American schoolteacher and legal secretary

Ida May Fuller (September 6, 1874 – January 31, 1975) was a Vermont schoolteacher and legal secretary, who was the first beneficiary of recurring monthly Social Security payments.

==Early life==
Fuller was born at her family's Jewell Brook Road farm in Ludlow, Vermont, on September 6, 1874, the daughter of Henry W. Fuller and Laura (Haven) Fuller. Fuller's family traced its American roots to Mayflower passengers Samuel and Edward Fuller, and to Peregrine White, the first child born in America to English Pilgrim parents, in 1620. She attended school in Ludlow and graduated from Black River Academy, where her contemporaries at the academy included Calvin Coolidge. After her graduation, Fuller became a schoolteacher in Ludlow. In 1903 and 1904, Fuller was a student in the business college course at the Pernin Institute of Shorthand and Bookkeeping in Boston. (Note: The Pernin method was a shorthand style developed by Helen M. Pernin (d. 1905) of Detroit. Schools that taught Pernin shorthand and other business courses were established in many American cities during the late 19th and early 20th centuries.)

==Career==
In 1905, Fuller became a stenographer, legal secretary, and bookkeeper at the Ludlow law firm of John G. Sargent, William W. Stickney, and Paul A. Chase. During Sargent's service as Vermont Attorney General from 1908 to 1912, Fuller was his legal secretary and stenographer as he traveled throughout the state to carry out the duties of his office.

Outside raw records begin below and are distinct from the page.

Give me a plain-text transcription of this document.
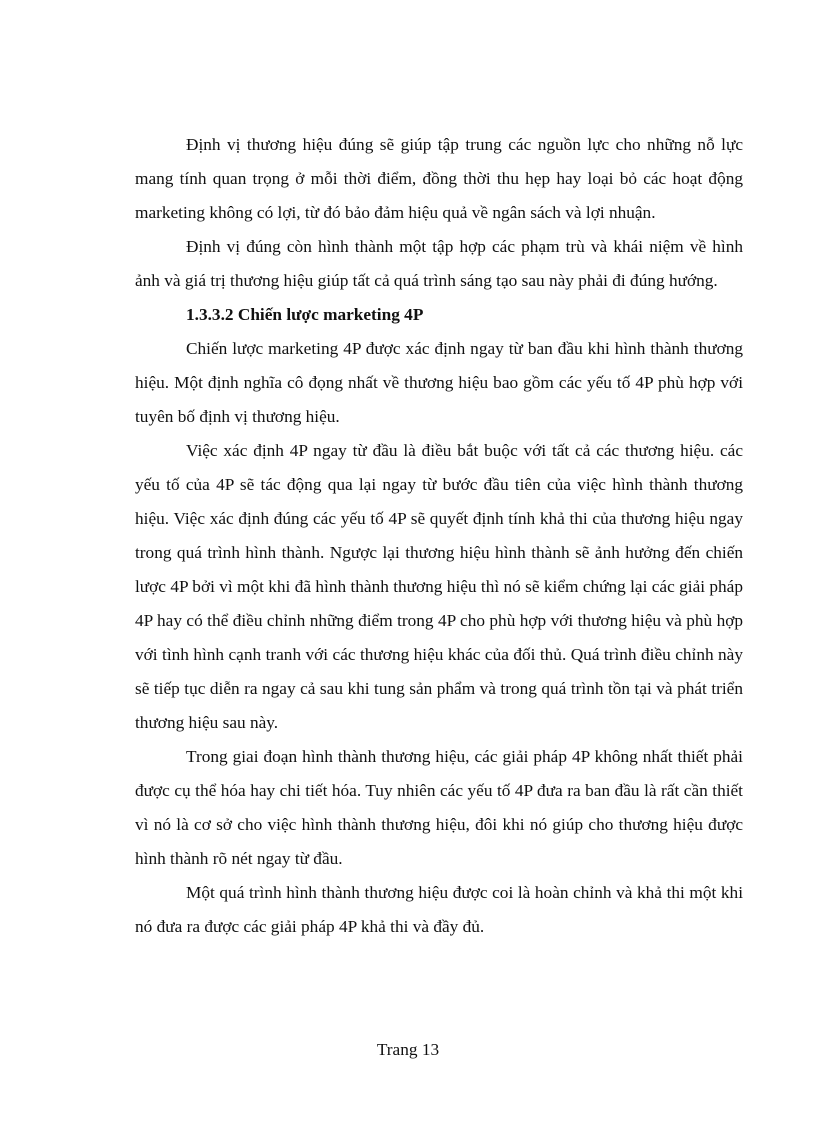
Định vị thương hiệu đúng sẽ giúp tập trung các nguồn lực cho những nỗ lực mang tính quan trọng ở mỗi thời điểm, đồng thời thu hẹp hay loại bỏ các hoạt động marketing không có lợi, từ đó bảo đảm hiệu quả về ngân sách và lợi nhuận.

Định vị đúng còn hình thành một tập hợp các phạm trù và khái niệm về hình ảnh và giá trị thương hiệu giúp tất cả quá trình sáng tạo sau này phải đi đúng hướng.

1.3.3.2 Chiến lược marketing 4P

Chiến lược marketing 4P được xác định ngay từ ban đầu khi hình thành thương hiệu. Một định nghĩa cô đọng nhất về thương hiệu bao gồm các yếu tố 4P phù hợp với tuyên bố định vị thương hiệu.

Việc xác định 4P ngay từ đầu là điều bắt buộc với tất cả các thương hiệu. các yếu tố của 4P sẽ tác động qua lại ngay từ bước đầu tiên của việc hình thành thương hiệu. Việc xác định đúng các yếu tố 4P sẽ quyết định tính khả thi của thương hiệu ngay trong quá trình hình thành. Ngược lại thương hiệu hình thành sẽ ảnh hưởng đến chiến lược 4P bởi vì một khi đã hình thành thương hiệu thì nó sẽ kiểm chứng lại các giải pháp 4P hay có thể điều chỉnh những điểm trong 4P cho phù hợp với thương hiệu và phù hợp với tình hình cạnh tranh với các thương hiệu khác của đối thủ. Quá trình điều chỉnh này sẽ tiếp tục diễn ra ngay cả sau khi tung sản phẩm và trong quá trình tồn tại và phát triển thương hiệu sau này.

Trong giai đoạn hình thành thương hiệu, các giải pháp 4P không nhất thiết phải được cụ thể hóa hay chi tiết hóa. Tuy nhiên các yếu tố 4P đưa ra ban đầu là rất cần thiết vì nó là cơ sở cho việc hình thành thương hiệu, đôi khi nó giúp cho thương hiệu được hình thành rõ nét ngay từ đầu.

Một quá trình hình thành thương hiệu được coi là hoàn chỉnh và khả thi một khi nó đưa ra được các giải pháp 4P khả thi và đầy đủ.

Trang 13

In addition to her career as a legal secretary, Fuller was active in Ludlow's Baptist church, including terms as treasurer for missionary activities and church auditor. Fuller was also involved in civic causes, including serving as treasurer for Ludlow residents who pledged funds to pay for Chautauqua lecturers to visit the town each summer. She also took part in local business ventures, including the Ludlow Insurance Agency, of which she was an original incorporator.

Fuller worked under Social Security just shy of three years, from the spring of 1937 to November 1939, and paid a total of $24.75 in Social Security taxes. She filed her retirement claim on November 4, 1939, aged 65; while visiting Rutland, she stopped at the regional Social Security office to ask about benefits. She later observed: "It wasn't that I expected anything, mind you, but I knew I'd been paying for something called Social Security and I wanted to ask the people in Rutland about it." Her application was transmitted to the Claims Division in Washington for adjudication. After approval, it was sent to the Treasury Department. Claims were grouped in batches of 1,000, and a certification list for each batch was sent to Treasury. Fuller's claim was the first one on the first certification list, so the first Social Security check (check number 00-000-001), dated January 31, 1940, was issued to Fuller in the amount of $22.54.

==Later life==
During her retirement, Fuller collected a total of $22,888.92 in Social Security benefits. As monthly payments increased in the 1950s and 1960s, Fuller typically received the first check issued for the new amount, which was usually the subject of news reports. When she received the first check following a September 1965 increase in monthly benefits, it arrived with a letter from President Lyndon Johnson, who also called Fuller to extend good wishes on her birthday.

Fuller never married and had no children. She lived most of her life in Ludlow and spent the last eight years of her life living with her niece, Hazel Perkins, in Brattleboro. Fuller died in Brattleboro on January 27, 1975, at the age of 100 and was buried at Pleasant View Cemetery in Ludlow.